Это не наша церковь: это совсем другое, какой-то священный сад. И пришли не молиться, а на праздник, несем цветы, и будет теперь другое, совсем другое, и навсегда. И там, в алтаре, тоже – совсем другое. Там, в березках, невидимо, смотрит на нас Господь, во Святой Троице, таинственные Три Лика, с посошками. И ничего не страшно. С нами пришли березки, цветы и травки, и все мы, грешные, и сама земля, которая теперь живая, и все мы кланяемся Ему, а Он отдыхает под березкой. Он теперь с нами, близко, совсем другой, какой-то совсем уж свой. И теперь мы не грешные. Я не могу молиться. Я думаю о Воробьевке, о рощице, где срубил березку, о Кавказке, как мы скакали, о зеленой чаще… слышу в глуши кукушку, вижу внизу, под небом, маленькую Москву, дождик над ней и радугу. Все это здесь, со мною, пришло с березками: и березовый легкий воздух, и небо, которое упало, пришло на землю, и наша земля, которая теперь живая, которая – именинница сегодня.

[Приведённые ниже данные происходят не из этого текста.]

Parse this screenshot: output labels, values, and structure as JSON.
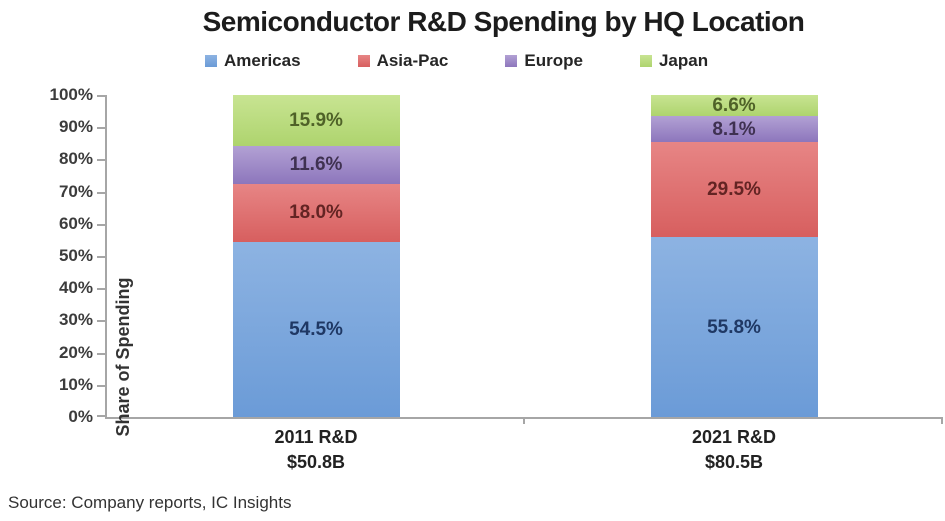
{
  "title": "Semiconductor R&D Spending by HQ Location",
  "source_note": "Source: Company reports, IC Insights",
  "axis_color": "#a6a6a6",
  "chart_data": {
    "type": "bar",
    "stacked": true,
    "orientation": "vertical",
    "title": "Semiconductor R&D Spending by HQ Location",
    "xlabel": "",
    "ylabel": "Share of Spending",
    "ylim": [
      0,
      100
    ],
    "y_tick_labels_top_to_bottom": [
      "100%",
      "90%",
      "80%",
      "70%",
      "60%",
      "50%",
      "40%",
      "30%",
      "20%",
      "10%",
      "0%"
    ],
    "grid": false,
    "legend_position": "top",
    "categories": [
      {
        "label": "2011 R&D",
        "sublabel": "$50.8B"
      },
      {
        "label": "2021 R&D",
        "sublabel": "$80.5B"
      }
    ],
    "series": [
      {
        "name": "Americas",
        "values": [
          54.5,
          55.8
        ],
        "color": "#7ba3dc",
        "gradient_top": "#8db3e2",
        "gradient_bottom": "#6b9bd7",
        "label_color": "#1f3864"
      },
      {
        "name": "Asia-Pac",
        "values": [
          18.0,
          29.5
        ],
        "color": "#dd6e6e",
        "gradient_top": "#e78585",
        "gradient_bottom": "#d75f5f",
        "label_color": "#632423"
      },
      {
        "name": "Europe",
        "values": [
          11.6,
          8.1
        ],
        "color": "#9b84c6",
        "gradient_top": "#b2a1d4",
        "gradient_bottom": "#8d76bc",
        "label_color": "#3f3151"
      },
      {
        "name": "Japan",
        "values": [
          15.9,
          6.6
        ],
        "color": "#b5da78",
        "gradient_top": "#c8e492",
        "gradient_bottom": "#aed46e",
        "label_color": "#4f6228"
      }
    ]
  }
}
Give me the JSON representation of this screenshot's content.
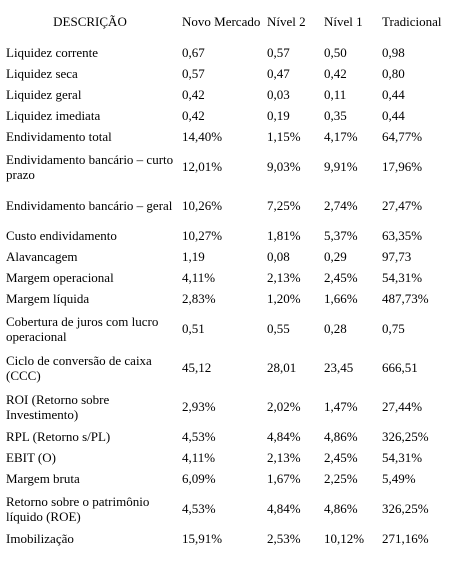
{
  "table": {
    "headers": [
      "DESCRIÇÃO",
      "Novo Mercado",
      "Nível 2",
      "Nível 1",
      "Tradicional"
    ],
    "rows": [
      {
        "label": "Liquidez corrente",
        "values": [
          "0,67",
          "0,57",
          "0,50",
          "0,98"
        ]
      },
      {
        "label": "Liquidez seca",
        "values": [
          "0,57",
          "0,47",
          "0,42",
          "0,80"
        ]
      },
      {
        "label": "Liquidez geral",
        "values": [
          "0,42",
          "0,03",
          "0,11",
          "0,44"
        ]
      },
      {
        "label": "Liquidez imediata",
        "values": [
          "0,42",
          "0,19",
          "0,35",
          "0,44"
        ]
      },
      {
        "label": "Endividamento total",
        "values": [
          "14,40%",
          "1,15%",
          "4,17%",
          "64,77%"
        ]
      },
      {
        "label": "Endividamento bancário – curto prazo",
        "values": [
          "12,01%",
          "9,03%",
          "9,91%",
          "17,96%"
        ]
      },
      {
        "label": "Endividamento bancário – geral",
        "values": [
          "10,26%",
          "7,25%",
          "2,74%",
          "27,47%"
        ]
      },
      {
        "label": "Custo endividamento",
        "values": [
          "10,27%",
          "1,81%",
          "5,37%",
          "63,35%"
        ]
      },
      {
        "label": "Alavancagem",
        "values": [
          "1,19",
          "0,08",
          "0,29",
          "97,73"
        ]
      },
      {
        "label": "Margem operacional",
        "values": [
          "4,11%",
          "2,13%",
          "2,45%",
          "54,31%"
        ]
      },
      {
        "label": "Margem líquida",
        "values": [
          "2,83%",
          "1,20%",
          "1,66%",
          "487,73%"
        ]
      },
      {
        "label": "Cobertura de juros com lucro operacional",
        "values": [
          "0,51",
          "0,55",
          "0,28",
          "0,75"
        ]
      },
      {
        "label": "Ciclo de conversão de caixa (CCC)",
        "values": [
          "45,12",
          "28,01",
          "23,45",
          "666,51"
        ]
      },
      {
        "label": "ROI (Retorno sobre Investimento)",
        "values": [
          "2,93%",
          "2,02%",
          "1,47%",
          "27,44%"
        ]
      },
      {
        "label": "RPL (Retorno s/PL)",
        "values": [
          "4,53%",
          "4,84%",
          "4,86%",
          "326,25%"
        ]
      },
      {
        "label": "EBIT (O)",
        "values": [
          "4,11%",
          "2,13%",
          "2,45%",
          "54,31%"
        ]
      },
      {
        "label": "Margem bruta",
        "values": [
          "6,09%",
          "1,67%",
          "2,25%",
          "5,49%"
        ]
      },
      {
        "label": "Retorno sobre o patrimônio líquido (ROE)",
        "values": [
          "4,53%",
          "4,84%",
          "4,86%",
          "326,25%"
        ]
      },
      {
        "label": "Imobilização",
        "values": [
          "15,91%",
          "2,53%",
          "10,12%",
          "271,16%"
        ]
      }
    ]
  }
}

Я стою на коленках и не могу понять, что же читает батюшка. Он стоит тоже на коленках, на амвоне, читает грустно, и золотые врата закрыты. Но его книжечка – на цветах, на скамейке, засыпанной цветами. Молится о грехах? Но какие теперь грехи! Я разбираю травки. Вот это – подорожник, лапкой, это – крапивка, со сладкими белыми цветочками, а эта, как веерок, – манжетка. А вот одуванчик, горький, можно пищалку сделать. Горкин лежит головой в траве. В коричневом кулаке его цветочки, самые полевые, которые он набрал на Воробьевке. Почему он лицом в траве? Должно быть, о грехах молится. А мне ничего не страшно, нет уже никаких грехов. Я насыпаю ему на голову травку. Он смотрит одним глазом и шепчет строго: «Молись, не балуй, глупый… слушай, чего читают». Я смотрю на отца, рядом. На белом пиджаке у него прицеплен букетик ландышей, в руке пионы. Лицо у него веселое. Он помахивает платочком, и я слышу, как пахнет флердоранжем, даже сквозь ландыши. Я тяну к нему свой букетик, чтобы он понюхал. Он хитро моргает мне. В березке над нами солнышко.
Народ выходит. Горкин с отцом подсчитывают свечки и медяки, записывают в книгу. Я гуляю по церкви, в густой, перепутанной траве. Она почернела и сбилась в кучки. От ее запаха тяжело дышать, такой он густой и жаркий. У иконы Троицы я вижу мою березку, с пояском Горкина. Это такая радость, что я кричу: «Горкин, моя березка!.. и поясок на ней твой… Горкин!» Они грозятся от ящика – не кричи. Я смотрю на Святую Троицу, а Она, Три Лика, с посошками, смотрит весело на меня.